The leadership of the Dean emerged as the consistent, critical driver in both implementation and perceptions of the value of diversity and inclusion. However, changes in leadership at the MDFD grantee institutions approaches 99%! These leadership changes present a major challenge for creative realignment and marketing of diversity and inclusion objectives among priorities. The sustainability efforts at schools such as: Michigan, Howard, Oklahoma and Alabama are bound to both history and missions. There is much to be learned from these schools whose institutional missions bring historical perspective to diversity as a national challenge. Baylor and UIC, on the other hand, are models that are University-mission oriented. They sustain diversity activities through commingling of institutional resources and strategies.

The Challenge

The MDFD Schools have served as academic laboratories from which continuous new insights and knowledge are applied to operations and sustainability efforts [3]. For example the concept of “inclusion” became important to the academic fabric for linkage of diversity objectives with access and interprofessionalism in team-based care initiatives. Lessons Learned from the MDFD experience and Leadership Core Competence (Attachments A, B) have evolved from institutional site visits, document reviews, grantee meeting and surveys of deans and trainees at the MDFD schools. Lessons Learned and Leadership Core Competencies are useful “Tools” as institutions prepare for changes that are now delineated in the Accreditation Standards for Dental Education Programs (Commission on Dental Accreditation. Implemented July, 2013). The new Standards include specific language regarding: diversity and cultural competence. Accreditation Standards 1-3 and 1-4 speak specifically to diversity requirements and institutional expectations.
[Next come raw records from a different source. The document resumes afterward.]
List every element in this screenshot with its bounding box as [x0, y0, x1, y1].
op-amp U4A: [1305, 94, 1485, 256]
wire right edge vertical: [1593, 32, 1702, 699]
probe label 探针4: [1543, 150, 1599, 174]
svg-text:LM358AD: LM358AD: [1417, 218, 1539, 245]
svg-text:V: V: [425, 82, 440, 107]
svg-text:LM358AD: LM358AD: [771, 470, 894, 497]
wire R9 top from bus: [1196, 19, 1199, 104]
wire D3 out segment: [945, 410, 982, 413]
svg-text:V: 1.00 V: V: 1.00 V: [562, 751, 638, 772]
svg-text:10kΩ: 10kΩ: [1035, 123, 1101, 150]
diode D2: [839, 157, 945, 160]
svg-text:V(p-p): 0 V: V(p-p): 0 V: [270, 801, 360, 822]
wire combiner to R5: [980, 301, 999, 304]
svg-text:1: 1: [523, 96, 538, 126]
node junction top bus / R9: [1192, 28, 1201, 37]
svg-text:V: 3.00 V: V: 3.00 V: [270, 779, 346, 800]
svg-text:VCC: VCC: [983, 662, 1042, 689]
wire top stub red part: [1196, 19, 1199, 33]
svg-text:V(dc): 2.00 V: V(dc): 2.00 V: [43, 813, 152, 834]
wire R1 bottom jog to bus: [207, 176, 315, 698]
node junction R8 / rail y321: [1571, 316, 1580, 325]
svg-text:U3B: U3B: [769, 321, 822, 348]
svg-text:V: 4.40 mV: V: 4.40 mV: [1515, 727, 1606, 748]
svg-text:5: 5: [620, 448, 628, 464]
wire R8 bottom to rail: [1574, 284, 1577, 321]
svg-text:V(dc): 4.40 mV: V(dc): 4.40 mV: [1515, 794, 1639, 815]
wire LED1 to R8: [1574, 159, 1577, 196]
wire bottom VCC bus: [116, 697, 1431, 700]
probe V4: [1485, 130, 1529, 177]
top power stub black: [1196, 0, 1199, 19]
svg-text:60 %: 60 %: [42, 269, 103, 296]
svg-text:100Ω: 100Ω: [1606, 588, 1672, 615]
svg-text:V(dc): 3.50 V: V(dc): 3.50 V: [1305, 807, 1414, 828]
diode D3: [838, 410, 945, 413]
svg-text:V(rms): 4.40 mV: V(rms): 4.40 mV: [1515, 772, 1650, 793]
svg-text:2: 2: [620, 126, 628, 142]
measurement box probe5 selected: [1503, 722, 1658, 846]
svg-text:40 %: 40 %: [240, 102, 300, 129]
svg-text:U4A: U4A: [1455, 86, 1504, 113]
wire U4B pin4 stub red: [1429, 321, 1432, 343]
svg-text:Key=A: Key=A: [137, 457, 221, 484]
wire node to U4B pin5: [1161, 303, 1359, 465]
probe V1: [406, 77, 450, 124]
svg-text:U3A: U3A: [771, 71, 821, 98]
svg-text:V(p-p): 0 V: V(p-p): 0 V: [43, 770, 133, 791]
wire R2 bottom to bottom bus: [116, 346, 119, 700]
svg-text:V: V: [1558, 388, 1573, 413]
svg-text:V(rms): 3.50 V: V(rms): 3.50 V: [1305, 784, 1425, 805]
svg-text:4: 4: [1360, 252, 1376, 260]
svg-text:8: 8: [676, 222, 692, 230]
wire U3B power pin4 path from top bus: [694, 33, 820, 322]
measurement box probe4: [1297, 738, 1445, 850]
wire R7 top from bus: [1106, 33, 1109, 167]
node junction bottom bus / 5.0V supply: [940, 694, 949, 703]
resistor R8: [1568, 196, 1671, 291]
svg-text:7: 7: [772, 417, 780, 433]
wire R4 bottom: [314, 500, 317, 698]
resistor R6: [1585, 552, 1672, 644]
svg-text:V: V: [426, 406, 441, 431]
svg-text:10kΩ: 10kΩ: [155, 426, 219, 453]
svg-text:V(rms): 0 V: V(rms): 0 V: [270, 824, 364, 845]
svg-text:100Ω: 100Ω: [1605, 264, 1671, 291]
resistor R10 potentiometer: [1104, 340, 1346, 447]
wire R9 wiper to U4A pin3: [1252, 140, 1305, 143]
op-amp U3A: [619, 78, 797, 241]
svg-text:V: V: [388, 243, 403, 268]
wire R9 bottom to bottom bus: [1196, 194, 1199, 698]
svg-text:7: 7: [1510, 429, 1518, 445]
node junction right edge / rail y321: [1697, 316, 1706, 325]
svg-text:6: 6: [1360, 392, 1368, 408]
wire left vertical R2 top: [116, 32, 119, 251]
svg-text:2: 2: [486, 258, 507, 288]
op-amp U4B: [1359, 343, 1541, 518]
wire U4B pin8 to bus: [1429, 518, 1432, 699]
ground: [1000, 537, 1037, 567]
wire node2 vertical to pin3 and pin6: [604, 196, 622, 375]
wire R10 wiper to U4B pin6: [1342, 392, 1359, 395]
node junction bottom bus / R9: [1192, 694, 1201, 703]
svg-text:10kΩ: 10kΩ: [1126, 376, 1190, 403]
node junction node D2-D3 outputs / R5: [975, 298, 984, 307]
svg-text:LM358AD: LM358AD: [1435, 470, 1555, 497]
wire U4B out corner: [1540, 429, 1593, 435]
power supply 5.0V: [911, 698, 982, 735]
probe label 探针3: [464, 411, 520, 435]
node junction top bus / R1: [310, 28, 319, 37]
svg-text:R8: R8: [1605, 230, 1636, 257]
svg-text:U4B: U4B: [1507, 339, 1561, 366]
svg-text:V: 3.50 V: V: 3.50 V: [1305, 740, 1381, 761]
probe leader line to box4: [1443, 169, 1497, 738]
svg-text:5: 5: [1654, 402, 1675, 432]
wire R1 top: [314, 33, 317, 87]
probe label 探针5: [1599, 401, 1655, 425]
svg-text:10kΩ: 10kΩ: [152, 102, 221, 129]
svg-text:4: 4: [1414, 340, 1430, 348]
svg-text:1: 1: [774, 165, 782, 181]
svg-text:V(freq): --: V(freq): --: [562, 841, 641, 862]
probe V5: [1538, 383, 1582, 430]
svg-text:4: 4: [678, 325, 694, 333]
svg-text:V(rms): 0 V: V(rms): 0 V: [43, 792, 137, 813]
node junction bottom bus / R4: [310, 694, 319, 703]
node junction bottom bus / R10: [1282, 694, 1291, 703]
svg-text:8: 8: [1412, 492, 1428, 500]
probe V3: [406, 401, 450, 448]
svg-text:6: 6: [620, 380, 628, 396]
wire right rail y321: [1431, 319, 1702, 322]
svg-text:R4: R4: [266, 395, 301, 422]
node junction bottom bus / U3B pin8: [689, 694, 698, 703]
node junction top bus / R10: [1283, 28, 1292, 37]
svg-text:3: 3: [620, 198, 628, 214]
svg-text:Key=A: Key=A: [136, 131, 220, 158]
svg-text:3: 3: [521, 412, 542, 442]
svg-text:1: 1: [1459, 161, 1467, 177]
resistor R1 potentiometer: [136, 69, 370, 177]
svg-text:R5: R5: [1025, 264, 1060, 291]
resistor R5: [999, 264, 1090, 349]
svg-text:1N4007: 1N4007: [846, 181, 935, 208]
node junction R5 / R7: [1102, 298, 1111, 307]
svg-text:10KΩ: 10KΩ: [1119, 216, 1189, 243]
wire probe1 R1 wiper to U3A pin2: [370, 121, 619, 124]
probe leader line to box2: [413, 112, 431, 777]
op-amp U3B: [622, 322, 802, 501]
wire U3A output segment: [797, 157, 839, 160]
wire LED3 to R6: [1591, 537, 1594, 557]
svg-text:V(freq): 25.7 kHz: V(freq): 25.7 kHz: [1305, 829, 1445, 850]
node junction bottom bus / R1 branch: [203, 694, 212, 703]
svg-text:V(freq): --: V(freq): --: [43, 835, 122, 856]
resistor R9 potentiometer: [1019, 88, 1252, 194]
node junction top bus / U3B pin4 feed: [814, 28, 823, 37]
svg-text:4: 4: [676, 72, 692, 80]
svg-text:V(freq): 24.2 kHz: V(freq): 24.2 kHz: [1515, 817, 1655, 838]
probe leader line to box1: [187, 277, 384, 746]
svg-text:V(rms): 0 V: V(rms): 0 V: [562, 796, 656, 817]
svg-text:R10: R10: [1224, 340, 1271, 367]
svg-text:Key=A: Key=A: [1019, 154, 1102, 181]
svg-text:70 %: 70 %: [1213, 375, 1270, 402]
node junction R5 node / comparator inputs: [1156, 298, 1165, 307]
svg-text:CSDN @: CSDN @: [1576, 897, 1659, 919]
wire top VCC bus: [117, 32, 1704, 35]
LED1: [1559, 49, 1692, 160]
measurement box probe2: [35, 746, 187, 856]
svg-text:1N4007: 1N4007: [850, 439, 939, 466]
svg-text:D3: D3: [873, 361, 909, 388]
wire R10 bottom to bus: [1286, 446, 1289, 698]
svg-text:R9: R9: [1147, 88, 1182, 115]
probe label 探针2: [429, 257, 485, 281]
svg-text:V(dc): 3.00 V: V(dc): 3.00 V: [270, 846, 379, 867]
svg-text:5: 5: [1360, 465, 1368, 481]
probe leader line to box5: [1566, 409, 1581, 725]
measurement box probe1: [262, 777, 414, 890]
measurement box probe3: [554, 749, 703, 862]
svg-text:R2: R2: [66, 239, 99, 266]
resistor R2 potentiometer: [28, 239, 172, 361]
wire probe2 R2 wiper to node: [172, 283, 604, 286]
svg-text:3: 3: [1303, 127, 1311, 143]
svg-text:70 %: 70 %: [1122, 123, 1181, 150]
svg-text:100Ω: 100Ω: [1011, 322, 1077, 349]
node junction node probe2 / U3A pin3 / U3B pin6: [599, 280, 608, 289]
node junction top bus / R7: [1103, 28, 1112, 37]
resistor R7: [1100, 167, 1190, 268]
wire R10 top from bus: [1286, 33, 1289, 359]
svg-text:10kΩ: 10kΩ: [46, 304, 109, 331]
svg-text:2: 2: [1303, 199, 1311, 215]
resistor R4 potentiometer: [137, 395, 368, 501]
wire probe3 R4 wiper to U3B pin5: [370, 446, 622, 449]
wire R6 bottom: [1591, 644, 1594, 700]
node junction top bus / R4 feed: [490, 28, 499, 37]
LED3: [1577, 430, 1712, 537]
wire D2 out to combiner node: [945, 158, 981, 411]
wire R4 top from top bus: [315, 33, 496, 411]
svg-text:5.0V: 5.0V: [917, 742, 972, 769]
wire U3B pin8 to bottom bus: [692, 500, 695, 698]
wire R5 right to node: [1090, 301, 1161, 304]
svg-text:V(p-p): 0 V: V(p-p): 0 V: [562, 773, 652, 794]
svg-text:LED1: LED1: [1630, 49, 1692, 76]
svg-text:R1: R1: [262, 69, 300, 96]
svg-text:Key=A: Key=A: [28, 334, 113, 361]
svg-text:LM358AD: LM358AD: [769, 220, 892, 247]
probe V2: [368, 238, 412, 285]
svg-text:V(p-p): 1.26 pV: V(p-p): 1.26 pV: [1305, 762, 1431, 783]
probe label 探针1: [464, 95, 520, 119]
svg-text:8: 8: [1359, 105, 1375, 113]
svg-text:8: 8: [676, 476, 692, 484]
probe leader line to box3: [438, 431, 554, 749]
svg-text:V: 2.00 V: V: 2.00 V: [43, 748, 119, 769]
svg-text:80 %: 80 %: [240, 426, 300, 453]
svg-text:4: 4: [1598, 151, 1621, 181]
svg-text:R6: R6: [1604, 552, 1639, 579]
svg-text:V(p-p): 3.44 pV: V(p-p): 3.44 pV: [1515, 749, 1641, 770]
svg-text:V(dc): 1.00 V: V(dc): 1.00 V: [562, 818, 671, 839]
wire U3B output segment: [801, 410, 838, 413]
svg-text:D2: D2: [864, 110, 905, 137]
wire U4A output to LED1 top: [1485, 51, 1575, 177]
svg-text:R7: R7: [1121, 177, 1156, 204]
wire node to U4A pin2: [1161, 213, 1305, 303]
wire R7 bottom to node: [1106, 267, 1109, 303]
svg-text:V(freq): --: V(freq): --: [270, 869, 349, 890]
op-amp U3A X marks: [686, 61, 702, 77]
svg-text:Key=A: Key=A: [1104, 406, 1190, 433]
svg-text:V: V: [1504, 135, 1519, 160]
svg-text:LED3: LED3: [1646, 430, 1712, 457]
A “Growing Your Own” philosophy for the recruitment, retention and the advancement of a diverse faculty prevailed throughout the grantee schools. Through innovation, commitment and enthusiasm, the ADEA MDFD grant program and its grantees, individually and collectively, have produced a whole that is greater than the sum of its parts. The ADEA/ MDFD grantee institutions serve as academic models for other health professional institutions as they accept the continuing challenge to increase diversity in health workforce, improve access to care in underserved communities, and meet accreditation standards that support quality and innovation in dental education. The original ADEA/WKKF MDFD grantees are academic/community laboratories which serve as in situ resources from which continuous new insights will be gained as new knowledge is applied to changing concepts, ideas, and operations. These seven laboratories will experience continuous quality improvement from their collaborative partnerships and complex packaging of resources for sustainability of diversity and inclusion as a core value.